“信長の子孫”が世界ジュニアで優勝

人気・実力充実の女子に続け!男子フィギュアの巻き返し

2005.03.31 THU

フィギュアスケート世界ジュニア選手権・男子シングルで日本の織田信成が優勝したことが話題を呼んだ。その快挙に加え“織田信長の子孫”という血統。女子ばかりが目立っていたフィギュア界において、久々となる男子の明るいニュースだった。

ここ1、2年における女子フィギュア活況の一方で、男子の景気のいい話は聞こえてこなかった。先日の世界選手権でもエース・本田武史がケガで棄権(記録は不出場扱い)。高橋大輔が奮闘したが五輪出場枠2の獲得条件である10位以内に残れず、トリノ五輪の男子シングルは5大会ぶりに1人しか出場できなくなった。織田の優勝は突発的なものだったのだろうか…。

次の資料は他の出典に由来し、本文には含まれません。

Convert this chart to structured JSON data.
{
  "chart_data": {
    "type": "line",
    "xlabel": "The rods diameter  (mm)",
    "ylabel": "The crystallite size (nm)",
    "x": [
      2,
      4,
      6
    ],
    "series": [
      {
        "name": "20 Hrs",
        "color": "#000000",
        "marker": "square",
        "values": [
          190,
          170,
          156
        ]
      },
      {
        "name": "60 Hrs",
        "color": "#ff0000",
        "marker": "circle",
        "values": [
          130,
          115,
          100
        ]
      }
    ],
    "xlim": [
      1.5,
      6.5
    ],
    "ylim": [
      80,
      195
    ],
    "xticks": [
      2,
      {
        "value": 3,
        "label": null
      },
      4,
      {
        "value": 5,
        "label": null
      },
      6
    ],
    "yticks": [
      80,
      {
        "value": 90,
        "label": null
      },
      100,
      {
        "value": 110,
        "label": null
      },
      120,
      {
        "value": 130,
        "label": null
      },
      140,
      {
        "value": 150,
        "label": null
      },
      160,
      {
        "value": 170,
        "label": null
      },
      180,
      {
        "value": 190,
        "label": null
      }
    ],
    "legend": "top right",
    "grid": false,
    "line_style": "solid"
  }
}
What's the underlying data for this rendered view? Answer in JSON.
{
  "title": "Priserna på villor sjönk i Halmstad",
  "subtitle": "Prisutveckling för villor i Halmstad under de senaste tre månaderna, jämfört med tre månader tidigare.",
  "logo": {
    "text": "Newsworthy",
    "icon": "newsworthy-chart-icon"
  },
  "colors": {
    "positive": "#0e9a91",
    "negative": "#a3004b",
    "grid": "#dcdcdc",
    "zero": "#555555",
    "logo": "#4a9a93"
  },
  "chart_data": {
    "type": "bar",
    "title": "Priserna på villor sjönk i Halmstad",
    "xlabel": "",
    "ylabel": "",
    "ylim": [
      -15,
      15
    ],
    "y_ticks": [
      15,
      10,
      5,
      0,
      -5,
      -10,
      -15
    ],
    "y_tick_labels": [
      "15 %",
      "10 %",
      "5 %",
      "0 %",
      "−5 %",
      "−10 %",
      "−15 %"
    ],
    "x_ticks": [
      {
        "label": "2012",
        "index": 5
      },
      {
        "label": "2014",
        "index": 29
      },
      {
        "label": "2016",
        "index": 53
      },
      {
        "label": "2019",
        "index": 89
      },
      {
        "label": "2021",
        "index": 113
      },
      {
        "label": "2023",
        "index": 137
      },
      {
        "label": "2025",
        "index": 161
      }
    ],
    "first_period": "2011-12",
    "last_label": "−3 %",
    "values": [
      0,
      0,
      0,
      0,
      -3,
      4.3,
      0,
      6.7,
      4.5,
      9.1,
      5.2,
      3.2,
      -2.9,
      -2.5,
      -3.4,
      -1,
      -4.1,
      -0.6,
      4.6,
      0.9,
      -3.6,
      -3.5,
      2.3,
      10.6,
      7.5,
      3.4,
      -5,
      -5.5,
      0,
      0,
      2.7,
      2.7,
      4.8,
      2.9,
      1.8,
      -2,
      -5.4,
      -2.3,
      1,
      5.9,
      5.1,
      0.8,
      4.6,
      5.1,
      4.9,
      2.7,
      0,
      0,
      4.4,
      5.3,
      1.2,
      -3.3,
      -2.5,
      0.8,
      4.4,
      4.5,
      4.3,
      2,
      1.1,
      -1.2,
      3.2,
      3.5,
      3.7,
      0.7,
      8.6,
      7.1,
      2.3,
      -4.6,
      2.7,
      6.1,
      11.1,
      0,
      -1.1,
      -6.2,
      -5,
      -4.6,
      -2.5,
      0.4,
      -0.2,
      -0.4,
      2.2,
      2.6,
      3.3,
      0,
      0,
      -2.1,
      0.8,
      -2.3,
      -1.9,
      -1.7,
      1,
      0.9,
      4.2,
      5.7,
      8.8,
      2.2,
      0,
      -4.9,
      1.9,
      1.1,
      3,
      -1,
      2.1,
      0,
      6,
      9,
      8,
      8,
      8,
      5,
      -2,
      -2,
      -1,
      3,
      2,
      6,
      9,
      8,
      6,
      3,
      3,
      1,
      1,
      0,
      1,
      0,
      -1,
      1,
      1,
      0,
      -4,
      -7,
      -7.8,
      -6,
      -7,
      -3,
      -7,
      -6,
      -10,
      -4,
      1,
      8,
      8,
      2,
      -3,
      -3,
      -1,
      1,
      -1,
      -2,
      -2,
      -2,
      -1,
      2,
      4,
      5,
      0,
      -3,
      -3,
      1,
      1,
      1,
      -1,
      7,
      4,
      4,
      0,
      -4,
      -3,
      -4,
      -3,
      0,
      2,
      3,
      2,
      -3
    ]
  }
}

悲観することなかれ、実はそうとも言い切れない。確かにシニアでは女子の成績に及ばないが、今季、ジュニアでは男子も徐々に楽しみな素材が育っており、織田の優勝もその延長線上にある。織田は昨年の全日本ジュニア選手権の王者だが、それはショートプログラム(SP)4位からの逆転優勝。上位の差はほとんどなかったのだ。2位の岸本一美は前年の同大会覇者。SPで首位に立った南里康晴は世界からも実力が注目される存在。他にも小塚崇彦、柴田嶺らが虎視眈々とトップを狙っている。世界選手権に出場した高橋にしたってまだ19歳。織田とは1学年差だ。

キャラクターという意味でも岸本の忍者パフォーマンスの人気はなかなか。今季シニアデビューを果たしたジャニーズ事務所所属の小林一宏(バックダンサーとして紅白出場経験あり!)や柴田などルックスのいい人材も豊富(?)だ。またノービスから台頭してきた近藤琢哉は慶応義塾中等部に通う13歳。せっかくだから今後はぜひ文武両道スケーターをめざしてほしい。

男子停滞の一因は女子に比べ競争が少なかったこと。しかし、遅らばせながら男子もようやく追いついてきた格好だ。来年の男子フィギュア、ちょっと楽しみである。